Our Ladies Of Perpetual Succour é uma peça com música, adaptada por Lee Hall, a partir do romance The Sopranos, de Alan Warner. É a história de seis raparigas de Our Ladies que, viajando de Oban para Edimburgo para participar num concurso de coro, fazem asneiras, cantam, vivem tudo o que a vida tem para oferecer e, nas palavras delas, “enlouquecem!”. Para quem não conhece The Sopranos (como eu), isto não é uma noitada com as raparigas de St Trinians; esta história e a sua encenação parecem dever muito a Bouncers, de John Godber, com um toque de Trainspotting (e talvez um pouco de Pitch Perfect) para rematar.

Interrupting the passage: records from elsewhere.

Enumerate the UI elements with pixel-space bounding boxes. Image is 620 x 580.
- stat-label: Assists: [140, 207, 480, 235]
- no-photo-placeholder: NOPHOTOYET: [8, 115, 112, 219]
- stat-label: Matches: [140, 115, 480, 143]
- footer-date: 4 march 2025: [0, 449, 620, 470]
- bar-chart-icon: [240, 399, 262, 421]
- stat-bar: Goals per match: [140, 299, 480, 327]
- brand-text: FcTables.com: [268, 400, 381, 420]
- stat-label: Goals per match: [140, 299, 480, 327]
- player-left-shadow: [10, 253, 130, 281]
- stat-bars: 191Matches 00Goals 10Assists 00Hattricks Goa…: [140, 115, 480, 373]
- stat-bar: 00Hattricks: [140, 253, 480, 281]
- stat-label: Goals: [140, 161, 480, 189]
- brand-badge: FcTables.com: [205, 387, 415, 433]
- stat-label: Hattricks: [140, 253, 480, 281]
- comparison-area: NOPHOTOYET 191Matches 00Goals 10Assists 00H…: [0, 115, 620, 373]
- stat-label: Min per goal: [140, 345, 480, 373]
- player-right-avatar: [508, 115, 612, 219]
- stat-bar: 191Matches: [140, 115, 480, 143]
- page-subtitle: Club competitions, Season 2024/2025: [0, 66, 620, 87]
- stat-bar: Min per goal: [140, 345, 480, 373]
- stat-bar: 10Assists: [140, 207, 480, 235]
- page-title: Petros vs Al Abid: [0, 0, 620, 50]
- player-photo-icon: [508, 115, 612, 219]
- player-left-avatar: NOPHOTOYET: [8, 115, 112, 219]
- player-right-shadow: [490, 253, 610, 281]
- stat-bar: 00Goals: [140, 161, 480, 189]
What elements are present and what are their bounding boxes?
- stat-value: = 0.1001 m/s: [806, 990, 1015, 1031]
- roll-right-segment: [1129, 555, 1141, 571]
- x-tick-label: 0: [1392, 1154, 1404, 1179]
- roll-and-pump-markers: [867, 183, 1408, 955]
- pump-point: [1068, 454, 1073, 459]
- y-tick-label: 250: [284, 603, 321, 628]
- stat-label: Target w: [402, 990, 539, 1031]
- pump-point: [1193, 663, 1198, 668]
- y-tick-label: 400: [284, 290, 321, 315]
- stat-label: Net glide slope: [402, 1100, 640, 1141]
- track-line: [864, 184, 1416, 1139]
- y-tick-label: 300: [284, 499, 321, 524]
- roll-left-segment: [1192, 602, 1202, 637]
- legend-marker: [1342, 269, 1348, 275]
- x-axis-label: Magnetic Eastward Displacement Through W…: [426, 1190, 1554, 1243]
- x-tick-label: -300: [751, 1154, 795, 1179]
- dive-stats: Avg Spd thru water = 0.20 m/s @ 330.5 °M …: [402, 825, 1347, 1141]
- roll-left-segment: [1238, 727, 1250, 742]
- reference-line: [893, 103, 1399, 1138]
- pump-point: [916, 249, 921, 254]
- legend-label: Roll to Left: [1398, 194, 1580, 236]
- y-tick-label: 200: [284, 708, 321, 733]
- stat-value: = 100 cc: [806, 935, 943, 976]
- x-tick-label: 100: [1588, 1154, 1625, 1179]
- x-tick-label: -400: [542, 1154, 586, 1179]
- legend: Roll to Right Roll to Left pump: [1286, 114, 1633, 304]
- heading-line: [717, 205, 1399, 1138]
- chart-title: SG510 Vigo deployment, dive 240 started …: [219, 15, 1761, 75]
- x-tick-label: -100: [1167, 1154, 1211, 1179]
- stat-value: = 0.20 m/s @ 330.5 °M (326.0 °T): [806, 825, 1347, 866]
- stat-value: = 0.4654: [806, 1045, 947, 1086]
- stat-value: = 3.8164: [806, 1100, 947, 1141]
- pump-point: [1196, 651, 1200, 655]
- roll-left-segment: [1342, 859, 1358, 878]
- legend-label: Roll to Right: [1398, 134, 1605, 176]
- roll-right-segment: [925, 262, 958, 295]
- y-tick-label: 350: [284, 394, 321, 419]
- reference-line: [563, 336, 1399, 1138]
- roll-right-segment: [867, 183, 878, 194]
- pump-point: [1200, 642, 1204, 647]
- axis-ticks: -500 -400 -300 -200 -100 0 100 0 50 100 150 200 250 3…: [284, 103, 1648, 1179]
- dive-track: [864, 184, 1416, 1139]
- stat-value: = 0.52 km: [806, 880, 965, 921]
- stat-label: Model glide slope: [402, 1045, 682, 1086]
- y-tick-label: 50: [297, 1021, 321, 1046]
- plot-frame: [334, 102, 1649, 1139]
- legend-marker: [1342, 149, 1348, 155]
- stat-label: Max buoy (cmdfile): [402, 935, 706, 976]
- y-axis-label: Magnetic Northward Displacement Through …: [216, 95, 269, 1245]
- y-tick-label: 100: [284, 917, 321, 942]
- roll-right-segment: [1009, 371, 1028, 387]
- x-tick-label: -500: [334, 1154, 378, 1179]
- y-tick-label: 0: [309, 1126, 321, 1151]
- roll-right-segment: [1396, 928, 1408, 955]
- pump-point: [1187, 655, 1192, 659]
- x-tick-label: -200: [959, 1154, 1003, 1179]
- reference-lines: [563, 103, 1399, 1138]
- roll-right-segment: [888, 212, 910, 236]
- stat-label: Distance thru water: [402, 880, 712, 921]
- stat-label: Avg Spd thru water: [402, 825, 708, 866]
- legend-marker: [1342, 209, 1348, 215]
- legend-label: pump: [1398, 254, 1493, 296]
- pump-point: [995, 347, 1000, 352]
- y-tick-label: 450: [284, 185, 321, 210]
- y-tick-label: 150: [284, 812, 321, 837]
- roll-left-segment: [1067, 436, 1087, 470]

No fim de contas, no seu núcleo, está um ensemble de atores extremamente talentosos, capazes de canalizar vozes de anjos num minuto e transformar-se em crias do diabo no seguinte. Conversas sobre gravidez e sobre quem iam “comer” a seguir encheriam qualquer pai ou mãe de pavor só de pensar em enviar a filha para Our Ladies. Uma piada na peça sobre a escola ser a Virgin Megastore foi um sucesso. O mais assustador é que os acontecimentos se desenrolam todos num só dia!

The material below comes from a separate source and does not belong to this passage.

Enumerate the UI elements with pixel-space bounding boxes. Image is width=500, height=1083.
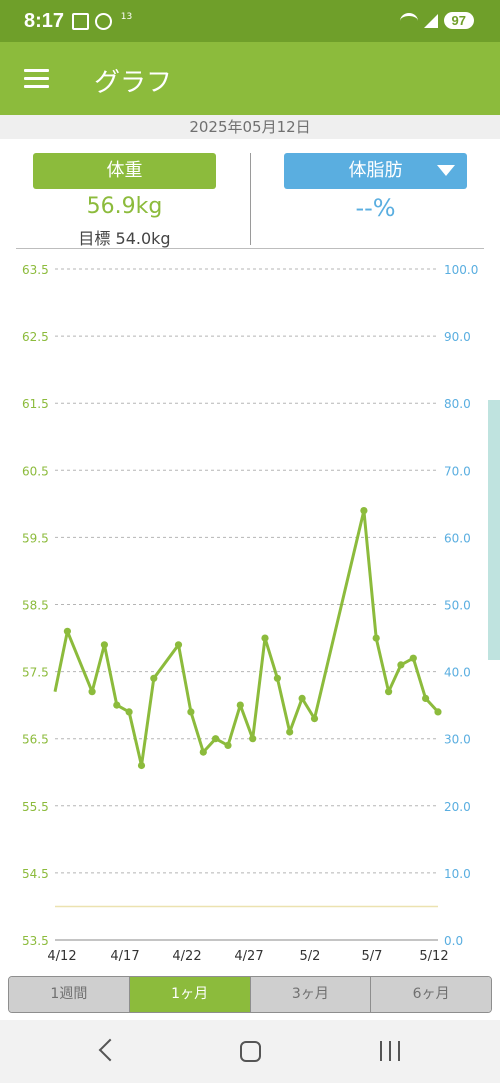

As raparigas de Our Ladies são interpretadas pelas diabolicamente talentosas Melissa Allen, Caroline Deyga, Karen Fishwick, Kirsty MacLaren, Frances Mayli McCann e Dawn Sievewright, apoiadas por Amy Shackcloth, Becky Brass e Emily Linden. Estas raparigas conseguem elevar as vozes aos céus com Lift Thine Eyes de Mendelssohn e Enchanting Song de Bartók, antes de se lançarem em canções — a maioria delas da autoria do grande Jeff Lynne, dos ELO. Musicalidade não falta! Os arranjos musicais de Martin Lowe para Mr Blue Sky, Long Black Road, Sweet Talkin' Woman, Don't Bring Me Down, Shine A Little Love e Wild West Hero, magnificamente conduzidos pelas senhoras, puseram o Teatro Dorfman a vibrar na noite de sábado. A dramatização coesa da narrativa é, aqui, algo digno de ver.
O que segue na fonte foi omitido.